The first two sections of this chapter are concerned with the most basic definitions and examples. In §1.3 we describe the class of locally trivial Lie groupoids: those Lie groupoids which are — subject to an important proviso — equivalent to principal bundles. In a sense which will be clear after §1.5, locally trivial groupoids are the simplest interesting class of Lie groupoids.

In §1.4 we deal with the basic properties of bisections; these may be thought of as ‘generalized elements’ of a groupoid. In Theorem 1.4.14 we give the important description, due to Xu, of the tangent groupoid structure in terms of bisections.

The first part of §1.5 extends to Lie groupoids the elementary properties of the identity component of a Lie group.

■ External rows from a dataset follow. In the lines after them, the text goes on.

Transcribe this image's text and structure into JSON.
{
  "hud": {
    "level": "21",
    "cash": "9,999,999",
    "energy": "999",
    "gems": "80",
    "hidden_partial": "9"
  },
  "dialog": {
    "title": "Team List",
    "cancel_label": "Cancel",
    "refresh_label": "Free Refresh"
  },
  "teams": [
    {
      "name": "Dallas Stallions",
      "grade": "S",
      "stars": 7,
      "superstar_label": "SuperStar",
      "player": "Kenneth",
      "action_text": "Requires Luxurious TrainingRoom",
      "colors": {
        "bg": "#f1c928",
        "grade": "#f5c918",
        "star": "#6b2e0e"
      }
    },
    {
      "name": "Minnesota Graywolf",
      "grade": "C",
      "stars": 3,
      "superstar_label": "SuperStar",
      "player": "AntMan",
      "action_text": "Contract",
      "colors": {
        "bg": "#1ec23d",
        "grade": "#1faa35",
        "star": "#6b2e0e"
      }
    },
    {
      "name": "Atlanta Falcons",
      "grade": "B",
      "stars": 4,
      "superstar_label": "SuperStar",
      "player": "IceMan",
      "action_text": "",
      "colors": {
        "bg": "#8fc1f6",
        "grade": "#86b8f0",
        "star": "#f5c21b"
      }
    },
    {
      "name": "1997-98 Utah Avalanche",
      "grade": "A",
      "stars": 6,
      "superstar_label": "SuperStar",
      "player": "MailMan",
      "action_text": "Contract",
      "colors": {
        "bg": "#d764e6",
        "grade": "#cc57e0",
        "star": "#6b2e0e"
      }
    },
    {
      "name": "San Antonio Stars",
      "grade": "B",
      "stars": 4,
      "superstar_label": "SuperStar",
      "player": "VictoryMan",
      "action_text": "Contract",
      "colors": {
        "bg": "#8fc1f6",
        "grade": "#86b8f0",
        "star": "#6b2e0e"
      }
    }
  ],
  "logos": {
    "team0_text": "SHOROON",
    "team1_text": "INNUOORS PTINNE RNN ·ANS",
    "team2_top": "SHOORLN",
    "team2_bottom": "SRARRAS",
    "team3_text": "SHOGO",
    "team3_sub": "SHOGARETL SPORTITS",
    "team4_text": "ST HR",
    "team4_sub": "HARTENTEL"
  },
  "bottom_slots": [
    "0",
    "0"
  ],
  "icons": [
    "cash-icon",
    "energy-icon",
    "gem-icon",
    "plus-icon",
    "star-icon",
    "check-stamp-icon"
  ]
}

We then consider the partition of the base manifold of a Lie groupoid by transitivity components, or orbits, and prove the fundamental result of Pradines that the restriction of a Lie groupoid to an orbit is locally trivial.

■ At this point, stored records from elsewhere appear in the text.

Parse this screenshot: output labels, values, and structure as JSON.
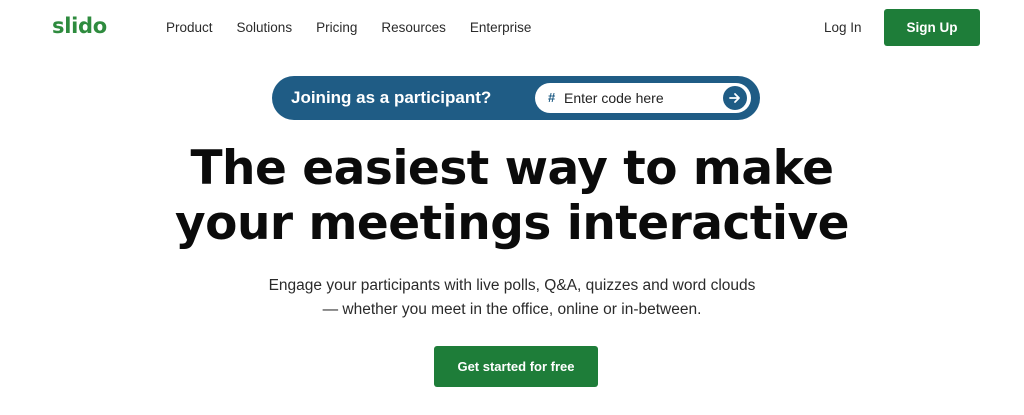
{
  "header": {
    "logo": "slido",
    "nav": [
      "Product",
      "Solutions",
      "Pricing",
      "Resources",
      "Enterprise"
    ],
    "login": "Log In",
    "signup": "Sign Up"
  },
  "join": {
    "label": "Joining as a participant?",
    "hash": "#",
    "placeholder": "Enter code here",
    "submit_icon": "arrow-right-icon"
  },
  "hero": {
    "headline_line1": "The easiest way to make",
    "headline_line2": "your meetings interactive",
    "sub_line1": "Engage your participants with live polls, Q&A, quizzes and word clouds",
    "sub_line2": "— whether you meet in the office, online or in-between.",
    "cta": "Get started for free"
  },
  "colors": {
    "brand_green": "#1e7d39",
    "logo_green": "#2e8b3e",
    "join_blue": "#1f5c85"
  }
}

The final two sections deal with actions of Lie groupoids on general maps and in particular with linear representations on vector bundles. For groupoids there is a diagrammatic characterization of actions in terms of the notion of action groupoid and action morphism. This is a feature of groupoid theory not available for groups. Whereas a group action can be described diagrammatically only by using the action map G × M′ → M′, which is not a morphism, or the associated G → Diff(M′), which can raise problems of differentiability, a Lie groupoid action can be described in terms of a single morphism of Lie groupoids.